In one of the letters he describes this painting:

I have tried to express the terrible passions of humanity by means of red and green. The room is blood red and dark yellow with a green billiard table in the middle; there are four lemon-yellow lamps with a glow of orange and green. Everywhere there is a clash and contrast of the most alien reds and greens, in the figures of little sleeping hooligans, in the empty dreary room, in violet and blue. The blood-red and the yellow-green of the billiard table, for instance, contrast with the soft tender Louis XV green of the counter, on which there is a rose nosegay. The white clothes of the landlord, watchful in a corner of that furnace, turn lemon-yellow, or pale luminous green. “

The next day (September 9), he wrote Theo: “In my picture of the Night Café I have tried to express the idea that the café is a place where one can ruin oneself, go mad or commit a crime.
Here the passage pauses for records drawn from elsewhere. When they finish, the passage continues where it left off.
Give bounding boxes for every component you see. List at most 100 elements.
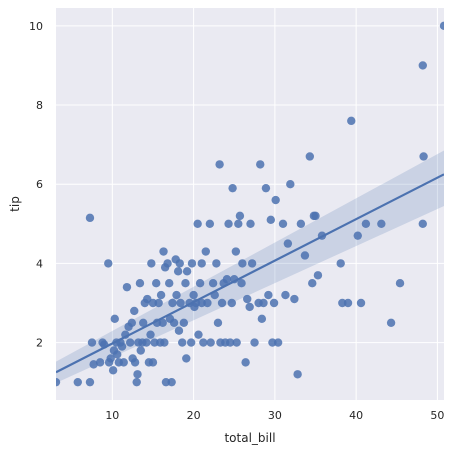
data-point bbox=[227, 298, 236, 308]
data-point bbox=[235, 211, 245, 221]
data-point bbox=[377, 219, 386, 228]
y-tick-labels: 2 4 6 8 10 bbox=[29, 20, 43, 350]
data-point bbox=[261, 183, 271, 193]
y-tick-label: 8 bbox=[36, 99, 43, 112]
data-point bbox=[278, 219, 288, 228]
data-point bbox=[127, 318, 137, 327]
data-point bbox=[336, 259, 345, 268]
data-point bbox=[215, 160, 224, 169]
y-tick-label: 10 bbox=[29, 20, 43, 33]
data-point bbox=[203, 298, 212, 308]
data-point bbox=[296, 219, 306, 228]
x-axis-label: total_bill bbox=[224, 431, 275, 445]
data-point bbox=[311, 211, 320, 221]
data-point bbox=[264, 290, 273, 300]
data-point bbox=[167, 377, 176, 387]
y-tick-label: 6 bbox=[36, 178, 43, 191]
data-point bbox=[110, 314, 119, 324]
data-point bbox=[152, 278, 161, 288]
data-point bbox=[175, 259, 184, 268]
x-tick-label: 20 bbox=[187, 409, 201, 422]
data-point bbox=[243, 294, 252, 304]
data-point bbox=[130, 306, 139, 316]
data-point bbox=[187, 259, 197, 268]
data-point bbox=[173, 267, 183, 276]
data-point bbox=[197, 259, 206, 268]
data-point bbox=[135, 278, 145, 288]
data-point bbox=[193, 219, 202, 228]
x-tick-labels: 10 20 30 40 50 bbox=[105, 409, 444, 422]
data-point bbox=[395, 278, 405, 288]
plot-area bbox=[56, 8, 444, 400]
data-point bbox=[418, 61, 427, 70]
data-point bbox=[361, 219, 371, 228]
data-point bbox=[159, 247, 168, 256]
data-point bbox=[213, 318, 223, 327]
data-point bbox=[217, 298, 227, 308]
data-point bbox=[308, 278, 317, 288]
data-point bbox=[181, 278, 190, 288]
data-point bbox=[168, 298, 177, 308]
data-point bbox=[222, 275, 232, 284]
data-point bbox=[439, 21, 444, 31]
x-tick-label: 40 bbox=[349, 409, 363, 422]
data-point bbox=[212, 259, 221, 268]
data-point bbox=[122, 282, 132, 292]
data-point bbox=[130, 358, 140, 367]
data-point bbox=[169, 318, 179, 327]
data-point bbox=[269, 298, 279, 308]
data-point bbox=[172, 290, 181, 300]
data-point bbox=[195, 278, 205, 288]
data-point bbox=[347, 116, 356, 126]
x-tick-label: 10 bbox=[105, 409, 119, 422]
data-point bbox=[147, 259, 156, 268]
data-point bbox=[148, 358, 158, 367]
data-point bbox=[199, 338, 208, 347]
data-point bbox=[178, 338, 187, 347]
data-point bbox=[419, 152, 428, 161]
data-point bbox=[133, 370, 142, 379]
data-point bbox=[250, 338, 259, 347]
data-point bbox=[205, 219, 215, 228]
data-point bbox=[165, 278, 174, 288]
data-point bbox=[95, 358, 105, 367]
data-point bbox=[241, 358, 250, 367]
data-point bbox=[356, 298, 366, 308]
data-point bbox=[257, 314, 267, 324]
data-point bbox=[234, 219, 243, 228]
data-point bbox=[259, 298, 268, 308]
scatter-points bbox=[56, 21, 444, 387]
data-point bbox=[112, 350, 122, 359]
data-point bbox=[154, 298, 163, 308]
data-point bbox=[246, 219, 255, 228]
data-point bbox=[201, 247, 210, 256]
data-point bbox=[238, 259, 247, 268]
data-point bbox=[158, 318, 167, 327]
data-point bbox=[228, 183, 237, 193]
data-point bbox=[224, 219, 233, 228]
data-point bbox=[313, 271, 323, 280]
data-point bbox=[281, 290, 290, 300]
y-axis-label: tip bbox=[8, 196, 22, 212]
data-point bbox=[104, 259, 113, 268]
data-point bbox=[160, 338, 169, 347]
data-point bbox=[119, 358, 128, 367]
data-point bbox=[73, 377, 82, 387]
data-point bbox=[231, 247, 241, 256]
data-point bbox=[186, 338, 196, 347]
data-point bbox=[237, 278, 246, 288]
data-point bbox=[182, 354, 191, 363]
data-point bbox=[108, 366, 118, 375]
data-point bbox=[156, 290, 166, 300]
data-point bbox=[232, 338, 241, 347]
data-point bbox=[142, 338, 151, 347]
y-tick-label: 2 bbox=[36, 337, 43, 350]
data-point bbox=[245, 302, 254, 312]
data-point bbox=[176, 298, 185, 308]
data-point bbox=[386, 318, 396, 327]
data-point bbox=[139, 318, 148, 327]
data-point bbox=[106, 354, 115, 363]
data-point bbox=[286, 180, 295, 189]
data-point bbox=[293, 370, 302, 379]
So I have tried to express, as it were, the powers of darkness in a low public house, by soft Louis XV green and malachite, contrasting with yellow-green and harsh blue-greens, and all this in an atmosphere like a devil’s furnace, of pale sulphur. And all with an appearance of Japanese gaiety, and the good nature of Tartarin.

He also wrote: “It is color not locally true from the point of view of the stereoscopic realist, but color to suggest the emotion of an ardent temperament.”

The violent exaggeration of the colours and the thick texture of the paint made the picture “one of the ugliest pictures I have done”, Van Gogh wrote at one point. He also called it “the equivalent though different, of The Potato Eaters”, which it resembles somewhat in its use of lamplight and concerns for the condition of people in need.

Soon after its execution, Van Gogh incorporated this painting into his Décoration for the Yellow House.